2. Il contesto italiano: alta criticità infrastrutturale e bassa maturità regolatoria
L’Italia è attraversata da una doppia tensione: da un lato l’urgenza di colmare il divario infrastrutturale – reti obsolete, perdite idriche, inefficienze gestionali; dall’altro una regolazione frammentata e poco scalabile.
Il sistema dei TEE ha subito negli anni una deriva iper-tecnica che ha penalizzato la diffusione e disincentivato l’accesso. L’introduzione dei certificati blu rischia di replicare lo stesso schema se non si interviene ex ante su semplicità, chiarezza e accessibilità.
Senza una semplificazione reale – non per gli analisti, ma per i soggetti attuatori – non sarà possibile attivare il potenziale trasformativo degli strumenti.

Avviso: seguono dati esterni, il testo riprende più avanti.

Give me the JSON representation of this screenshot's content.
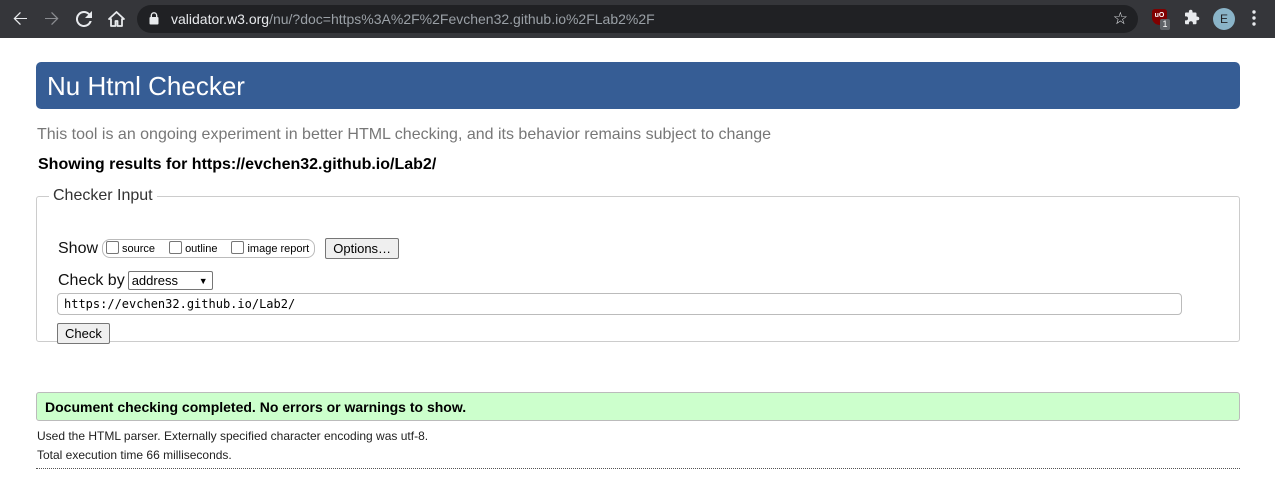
{
  "browser": {
    "url_host": "validator.w3.org",
    "url_rest": "/nu/?doc=https%3A%2F%2Fevchen32.github.io%2FLab2%2F",
    "extension_badge_count": "1",
    "ublock_label": "uO",
    "profile_initial": "E",
    "icons": {
      "back": "back-arrow-icon",
      "forward": "forward-arrow-icon",
      "reload": "reload-icon",
      "home": "home-icon",
      "lock": "lock-icon",
      "star": "star-icon",
      "extensions": "puzzle-icon",
      "menu": "kebab-menu-icon"
    }
  },
  "page": {
    "title": "Nu Html Checker",
    "tagline": "This tool is an ongoing experiment in better HTML checking, and its behavior remains subject to change",
    "showing_results": "Showing results for https://evchen32.github.io/Lab2/",
    "checker_input": {
      "legend": "Checker Input",
      "show_label": "Show",
      "show_options": [
        "source",
        "outline",
        "image report"
      ],
      "options_button": "Options…",
      "check_by_label": "Check by",
      "check_by_value": "address",
      "url_value": "https://evchen32.github.io/Lab2/",
      "check_button": "Check"
    },
    "result": {
      "message": "Document checking completed. No errors or warnings to show.",
      "parser_info": "Used the HTML parser. Externally specified character encoding was utf-8.",
      "execution_time": "Total execution time 66 milliseconds."
    }
  },
  "colors": {
    "header_bg": "#365d95",
    "success_bg": "#ccffcc",
    "chrome_bg": "#35363a",
    "omnibox_bg": "#202124"
  }
}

3. Strategia Blue & White: tre direttrici per massimizzare l’impatto sistemico
A. Integrazione nei business plan industriali
I certificati devono entrare nelle valutazioni strategiche e finanziarie già in fase di business planning. Solo così possono incidere su ROI, TCO e bancabilità. Le utility che li considerano a monte accelerano gli investimenti e migliorano la resilienza industriale.
B. Standardizzazione tecnica e operativa
Il fallimento parziale dei TEE è stato causato anche da metodologie complesse e formule incomprensibili. Servono benchmark settoriali semplici, validati e applicabili anche da PMI. L’esperienza Arera dimostra che una semplificazione per il regolatore non equivale a semplicità per l’utente.
C. Estensione ai settori industriali virtuosi
Molte imprese fuori dai contesti regolati stanno già investendo in impianti a ciclo chiuso, riuso reflui, sensoristica, efficienza idrica ed energetica. Escluderle dagli incentivi significa ignorare chi innova sul serio. Serve un’estensione del perimetro incentivabile, premiando chi genera valore ambientale prima ancora che economico.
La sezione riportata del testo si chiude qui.